The amendments introduced in the Finance Bill, 2017, include several eminently debatable topics. For example, some provisions with respect to corporate financing of political parties have been substantially altered. What this has to do with government financing is far from clear, but it clearly has something to do with electoral reforms, a subject that is far from being the sort of thing a Money Bill is supposed to be addressing. Earlier, companies’ contributions to political parties were limited to 7.5 per cent of their net profit, as averaged over the previous three years. This cap has now been removed. Even worse, the requirement to state the destination of such financing has been ended. In other words, India now has a system of limitless, opaque, corporate political funding in place. Parliament should have debated this extensively, and the Opposition should have had a chance to force amendments, but that was not allowed for.
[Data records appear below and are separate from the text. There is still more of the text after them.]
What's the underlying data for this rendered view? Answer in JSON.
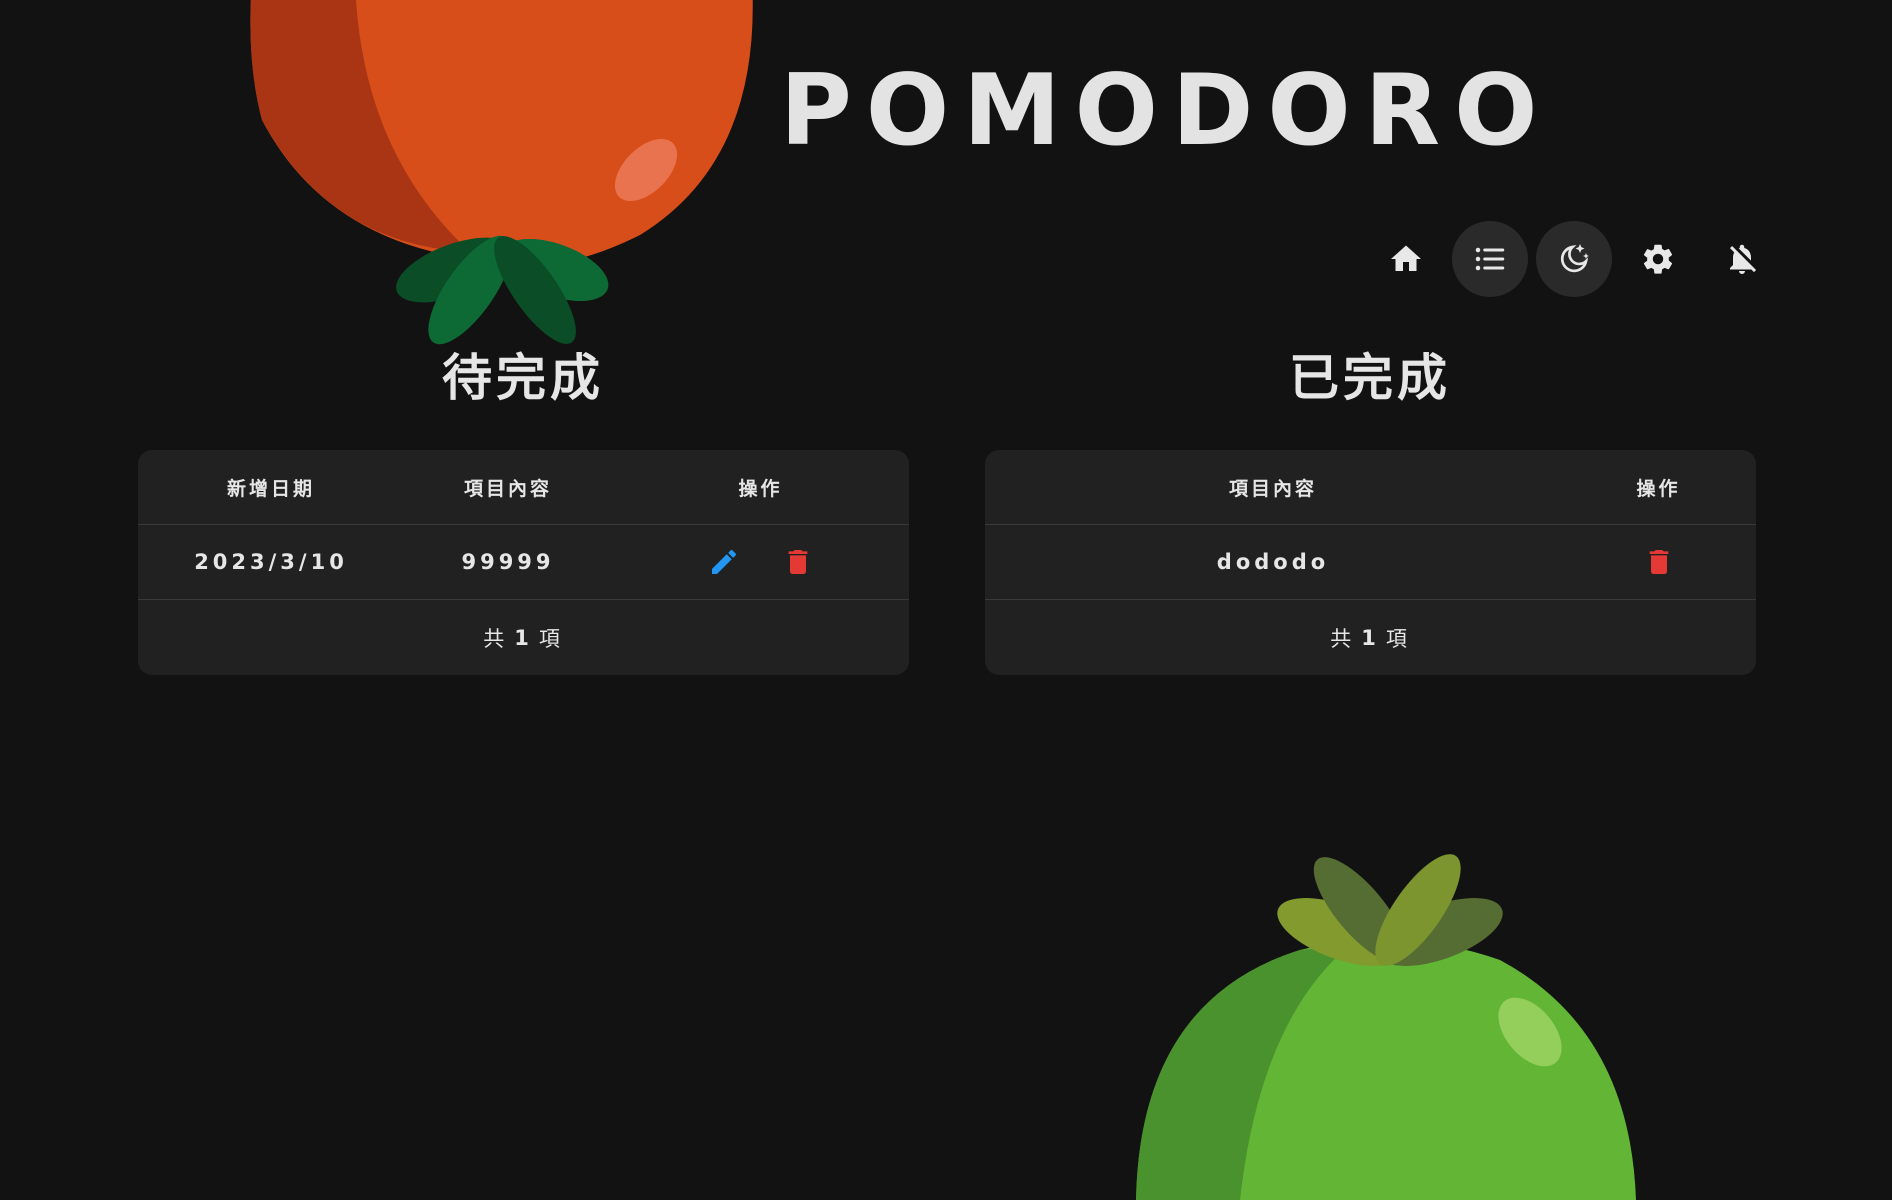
{
  "app": {
    "title": "POMODORO"
  },
  "colors": {
    "background": "#121212",
    "card": "#212121",
    "edit": "#2196f3",
    "delete": "#e53935",
    "tomato_red": "#d84e1a",
    "tomato_green": "#62b535"
  },
  "nav": [
    {
      "name": "home-icon",
      "active": false
    },
    {
      "name": "list-icon",
      "active": true
    },
    {
      "name": "moon-stars-icon",
      "active": true
    },
    {
      "name": "gear-icon",
      "active": false
    },
    {
      "name": "bell-off-icon",
      "active": false
    }
  ],
  "pending": {
    "title": "待完成",
    "headers": [
      "新增日期",
      "項目內容",
      "操作"
    ],
    "rows": [
      {
        "date": "2023/3/10",
        "content": "99999"
      }
    ],
    "footer": {
      "prefix": "共",
      "count": "1",
      "suffix": "項"
    }
  },
  "completed": {
    "title": "已完成",
    "headers": [
      "項目內容",
      "操作"
    ],
    "rows": [
      {
        "content": "dododo"
      }
    ],
    "footer": {
      "prefix": "共",
      "count": "1",
      "suffix": "項"
    }
  }
}
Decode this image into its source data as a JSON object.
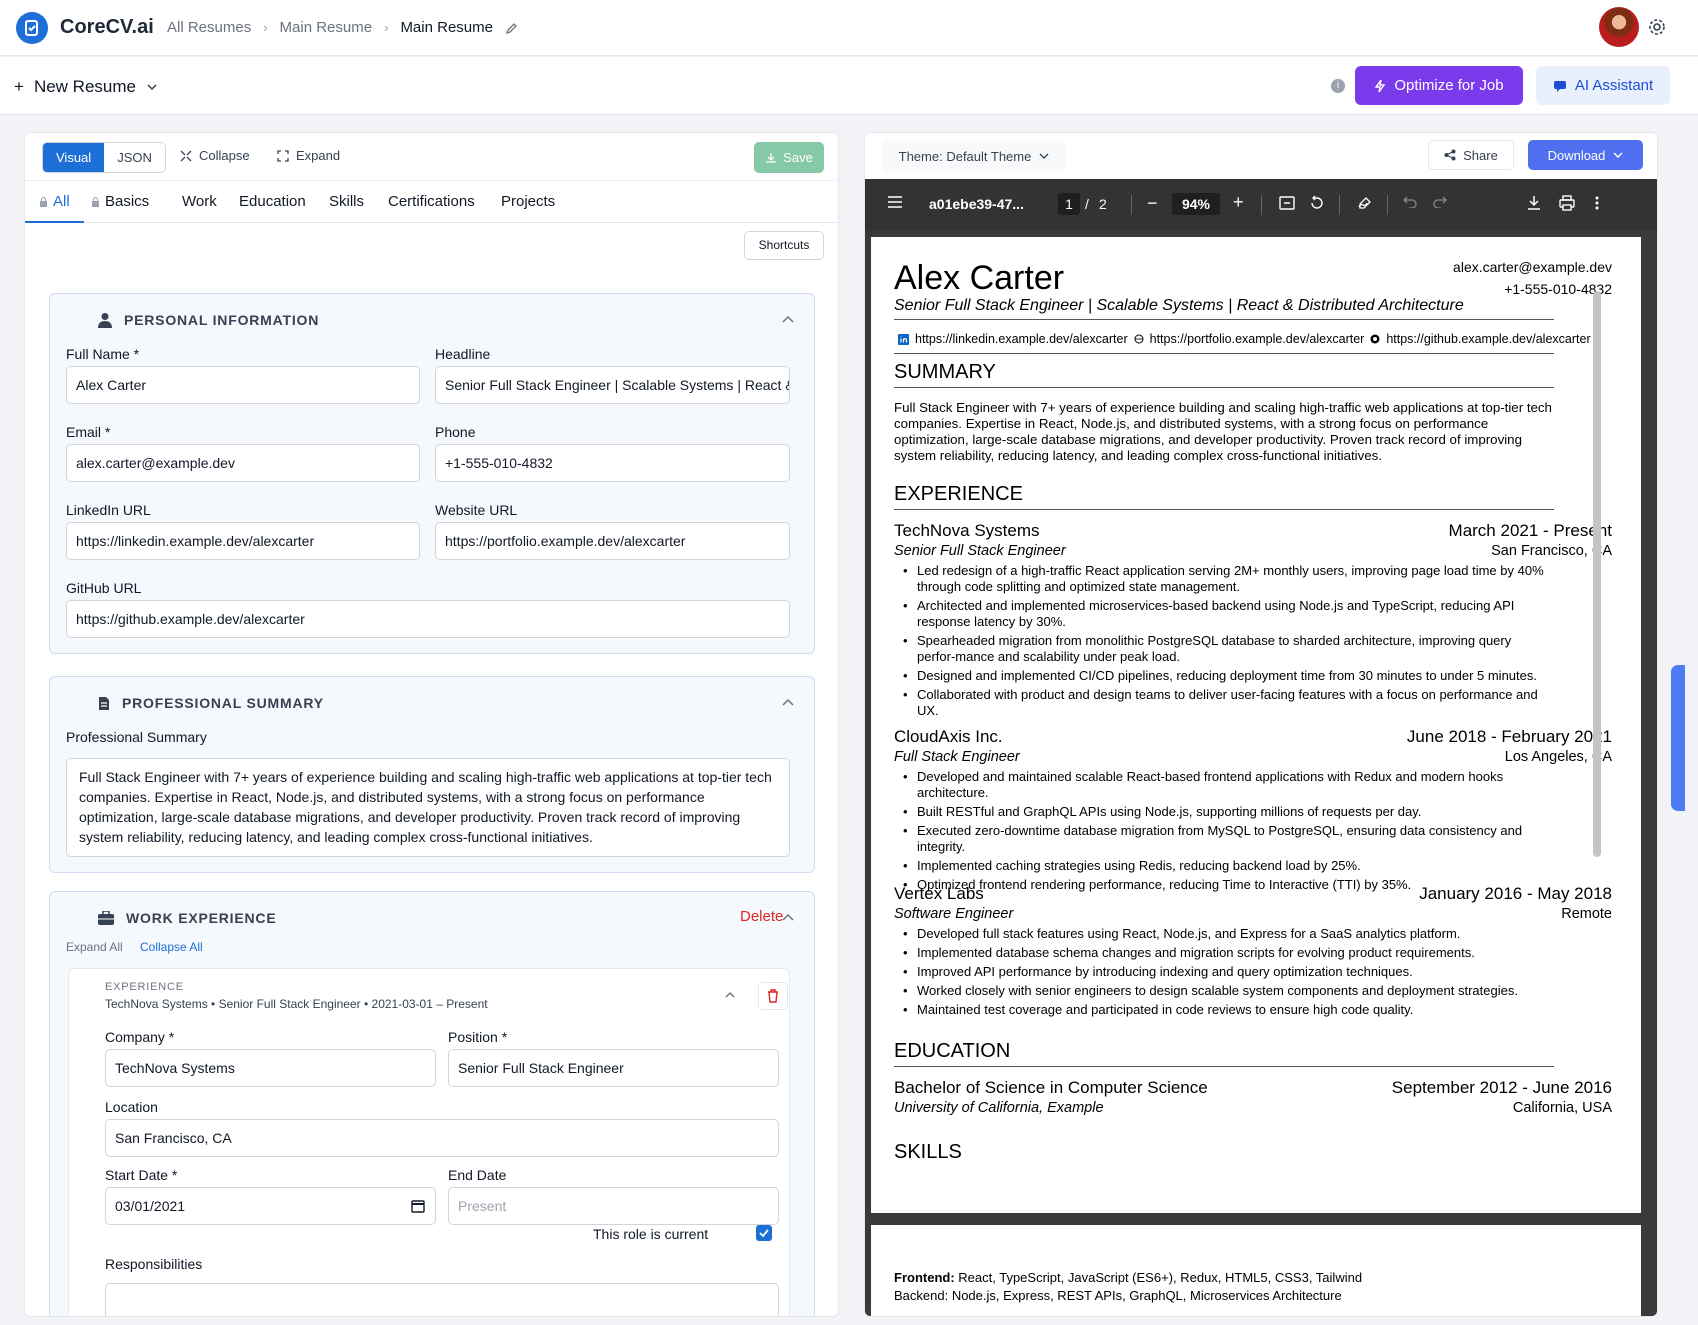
{
  "app": {
    "brand": "CoreCV.ai"
  },
  "breadcrumb": [
    "All Resumes",
    "Main Resume",
    "Main Resume"
  ],
  "toolbar": {
    "new_resume": "New Resume",
    "optimize": "Optimize for Job",
    "assistant": "AI Assistant"
  },
  "editor": {
    "modes": [
      "Visual",
      "JSON"
    ],
    "collapse": "Collapse",
    "expand": "Expand",
    "save": "Save",
    "tabs": [
      "All",
      "Basics",
      "Work",
      "Education",
      "Skills",
      "Certifications",
      "Projects"
    ],
    "shortcuts": "Shortcuts"
  },
  "personal": {
    "title": "PERSONAL INFORMATION",
    "full_name_label": "Full Name *",
    "full_name": "Alex Carter",
    "headline_label": "Headline",
    "headline": "Senior Full Stack Engineer | Scalable Systems | React & Distributed Architecture",
    "email_label": "Email *",
    "email": "alex.carter@example.dev",
    "phone_label": "Phone",
    "phone": "+1-555-010-4832",
    "linkedin_label": "LinkedIn URL",
    "linkedin": "https://linkedin.example.dev/alexcarter",
    "website_label": "Website URL",
    "website": "https://portfolio.example.dev/alexcarter",
    "github_label": "GitHub URL",
    "github": "https://github.example.dev/alexcarter"
  },
  "summary": {
    "title": "PROFESSIONAL SUMMARY",
    "label": "Professional Summary",
    "text": "Full Stack Engineer with 7+ years of experience building and scaling high-traffic web applications at top-tier tech companies. Expertise in React, Node.js, and distributed systems, with a strong focus on performance optimization, large-scale database migrations, and developer productivity. Proven track record of improving system reliability, reducing latency, and leading complex cross-functional initiatives."
  },
  "work": {
    "title": "WORK EXPERIENCE",
    "delete": "Delete",
    "expand_all": "Expand All",
    "collapse_all": "Collapse All",
    "entry": {
      "kicker": "EXPERIENCE",
      "summary": "TechNova Systems • Senior Full Stack Engineer • 2021-03-01 – Present",
      "company_label": "Company *",
      "company": "TechNova Systems",
      "position_label": "Position *",
      "position": "Senior Full Stack Engineer",
      "location_label": "Location",
      "location": "San Francisco, CA",
      "start_label": "Start Date *",
      "start": "03/01/2021",
      "end_label": "End Date",
      "end_placeholder": "Present",
      "current_label": "This role is current",
      "responsibilities_label": "Responsibilities"
    }
  },
  "preview": {
    "theme": "Theme: Default Theme",
    "share": "Share",
    "download": "Download",
    "file": "a01ebe39-47...",
    "page": "1",
    "pages": "2",
    "zoom": "94%"
  },
  "resume": {
    "name": "Alex Carter",
    "headline": "Senior Full Stack Engineer | Scalable Systems | React & Distributed Architecture",
    "email": "alex.carter@example.dev",
    "phone": "+1-555-010-4832",
    "linkedin": "https://linkedin.example.dev/alexcarter",
    "portfolio": "https://portfolio.example.dev/alexcarter",
    "github": "https://github.example.dev/alexcarter",
    "summary_title": "SUMMARY",
    "summary": "Full Stack Engineer with 7+ years of experience building and scaling high-traffic web applications at top-tier tech companies. Expertise in React, Node.js, and distributed systems, with a strong focus on performance optimization, large-scale database migrations, and developer productivity. Proven track record of improving system reliability, reducing latency, and leading complex cross-functional initiatives.",
    "experience_title": "EXPERIENCE",
    "jobs": [
      {
        "company": "TechNova Systems",
        "dates": "March 2021 - Present",
        "role": "Senior Full Stack Engineer",
        "location": "San Francisco, CA",
        "bullets": [
          "Led redesign of a high-traffic React application serving 2M+ monthly users, improving page load time by 40% through code splitting and optimized state management.",
          "Architected and implemented microservices-based backend using Node.js and TypeScript, reducing API response latency by 30%.",
          "Spearheaded migration from monolithic PostgreSQL database to sharded architecture, improving query perfor-mance and scalability under peak load.",
          "Designed and implemented CI/CD pipelines, reducing deployment time from 30 minutes to under 5 minutes.",
          "Collaborated with product and design teams to deliver user-facing features with a focus on performance and UX."
        ]
      },
      {
        "company": "CloudAxis Inc.",
        "dates": "June 2018 - February 2021",
        "role": "Full Stack Engineer",
        "location": "Los Angeles, CA",
        "bullets": [
          "Developed and maintained scalable React-based frontend applications with Redux and modern hooks architecture.",
          "Built RESTful and GraphQL APIs using Node.js, supporting millions of requests per day.",
          "Executed zero-downtime database migration from MySQL to PostgreSQL, ensuring data consistency and integrity.",
          "Implemented caching strategies using Redis, reducing backend load by 25%.",
          "Optimized frontend rendering performance, reducing Time to Interactive (TTI) by 35%."
        ]
      },
      {
        "company": "Vertex Labs",
        "dates": "January 2016 - May 2018",
        "role": "Software Engineer",
        "location": "Remote",
        "bullets": [
          "Developed full stack features using React, Node.js, and Express for a SaaS analytics platform.",
          "Implemented database schema changes and migration scripts for evolving product requirements.",
          "Improved API performance by introducing indexing and query optimization techniques.",
          "Worked closely with senior engineers to design scalable system components and deployment strategies.",
          "Maintained test coverage and participated in code reviews to ensure high code quality."
        ]
      }
    ],
    "education_title": "EDUCATION",
    "degree": "Bachelor of Science in Computer Science",
    "edu_dates": "September 2012 - June 2016",
    "school": "University of California, Example",
    "edu_location": "California, USA",
    "skills_title": "SKILLS",
    "skills_frontend_label": "Frontend:",
    "skills_frontend": "React, TypeScript, JavaScript (ES6+), Redux, HTML5, CSS3, Tailwind",
    "skills_backend_partial": "Backend: Node.js, Express, REST APIs, GraphQL, Microservices Architecture"
  }
}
Another problematic change is to the system of appellate tribunals. The Finance Bill, 2017, has replaced and merged a number of tribunals. For example, the Competition Appellate Tribunal, which judges violations of the Competition Act, 2002, will now be taken over by the National Company Law Appellate Tribunal, which examines matters arising from the Companies Act. Of course, the functions and purposes of these two Acts are not the same, nor are the areas of expertise required. Worse, the new amendments say that the government will henceforth determine the conditions of employment and appointment of tribunal members. This is in spite of the fact that the government is frequently a party to cases before these tribunals. There are obvious problems with this system. Control of quasi-judicial bodies by the executive is a violation of fundamental constitutional principles. Yet, again the government has sent it in as a Money Bill. This not only obviates the role of the Rajya Sabha but also undermines democratic accountability. The decision of the Speaker of the Lok Sabha on what constitutes a Money Bill has hitherto been accepted as final. It would be unfortunate if this pattern of behaviour causes the courts to clash with the Speaker.